La question la plus difficile pour le Hamas sera, que faire après ? Va-t-il essayer de se débrouiller comme il a commencé à le faire, ou va-t-il se rallier à l’opinion publique palestinienne en s’opposant et en résistant jusqu’à ce que l’Autorité palestinienne collaborationniste de Mahmoud Abbas soit dissoute ? Ce serait un énorme changement stratégique - le Hamas aurait probablement à abandonner les signes extérieurs de « gouvernement » qu’il a adoptés depuis qu’il a remporté en 2006 les élections législatives, et devra revenir à ses racines en tant que mouvement social et organisation clandestine.

Il n’aura pas beaucoup de temps pour décider quelle direction prendre.
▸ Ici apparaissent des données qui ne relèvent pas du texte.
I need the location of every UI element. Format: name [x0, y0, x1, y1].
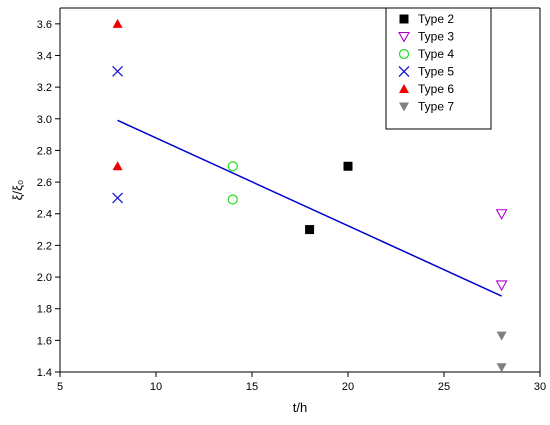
- y-tick-label: 3.0: [37, 114, 52, 126]
- data-point-type-3: [495, 209, 508, 220]
- data-point-type-5: [112, 192, 124, 204]
- data-points: [112, 18, 508, 373]
- x-tick-label: 5: [57, 381, 63, 393]
- data-point-type-2: [305, 225, 315, 235]
- y-tick-label: 3.2: [37, 82, 52, 94]
- y-tick-label: 2.4: [37, 209, 52, 221]
- data-point-type-2: [343, 161, 353, 171]
- legend-label-type-2: Type 2: [418, 12, 454, 26]
- x-tick-label: 30: [534, 381, 546, 393]
- legend-marker-type-3: [398, 31, 410, 43]
- data-point-type-7: [496, 363, 507, 373]
- x-tick-label: 25: [438, 381, 450, 393]
- fit-line: [117, 119, 502, 297]
- legend-marker-type-2: [399, 14, 409, 24]
- y-tick-label: 1.6: [37, 335, 52, 347]
- legend-label-type-6: Type 6: [418, 82, 454, 96]
- legend-marker-type-4: [398, 48, 410, 60]
- y-tick-label: 3.4: [37, 50, 52, 62]
- x-axis-title: t/h: [293, 400, 307, 415]
- y-tick-label: 1.4: [37, 367, 52, 379]
- y-tick-label: 3.6: [37, 19, 52, 31]
- data-point-type-3: [495, 280, 508, 292]
- x-tick-label: 15: [246, 381, 258, 393]
- data-point-type-6: [112, 161, 123, 171]
- x-tick-label: 20: [342, 381, 354, 393]
- legend-label-type-3: Type 3: [418, 30, 454, 44]
- data-point-type-5: [112, 65, 124, 77]
- x-tick-label: 10: [150, 381, 162, 393]
- y-tick-label: 2.0: [37, 272, 52, 284]
- data-point-type-6: [112, 18, 123, 28]
- y-tick-label: 2.8: [37, 145, 52, 157]
- y-axis-title: ξ/ξ₀: [10, 180, 25, 201]
- y-tick-label: 2.2: [37, 240, 52, 252]
- legend-label-type-4: Type 4: [418, 47, 454, 61]
- legend-label-type-7: Type 7: [418, 100, 454, 114]
- ticks: 5 10 15 20 25 30 1.4 1.6 1.8 2.0 2.2 2.4 2.6 2.8 3.0 3.…: [37, 19, 546, 393]
- data-point-type-4: [227, 161, 238, 172]
- legend-label-type-5: Type 5: [418, 65, 454, 79]
- legend: Type 2 Type 3 Type 4 Type 5 Type 6 Type 7: [385, 7, 492, 130]
- legend-marker-type-7: [399, 102, 409, 112]
- data-point-type-4: [227, 194, 238, 205]
- data-point-type-7: [496, 331, 507, 341]
- y-tick-label: 1.8: [37, 304, 52, 316]
- fit-line-group: [117, 119, 502, 297]
- legend-marker-type-5: [398, 66, 410, 77]
- legend-marker-type-6: [399, 84, 409, 93]
- y-tick-label: 2.6: [37, 177, 52, 189]
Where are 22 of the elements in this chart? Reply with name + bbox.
Les espoirs soulevés par la première initiative de l’Administration d’Obama pour l’établissement de la paix ont été déçus après la capitulation d’Obama devant le premier ministre israélien Benjamin Netanyahu sur la question des colonies, même si l’envoyé spécial des Etats-Unis au Moyen-Orient, George Mitchell, poursuit une « diplomatie » tout à fait stérile visant à ramener le gouvernement israélien « rejectionniste » face à face dans des « négociations » avec le cadavre politique de M. Abbas.

Et comme Israël accélère la colonisation de la Cisjordanie et le nettoyage ethnique de Jérusalem, il est fortement question d’une nouvelle Intifada.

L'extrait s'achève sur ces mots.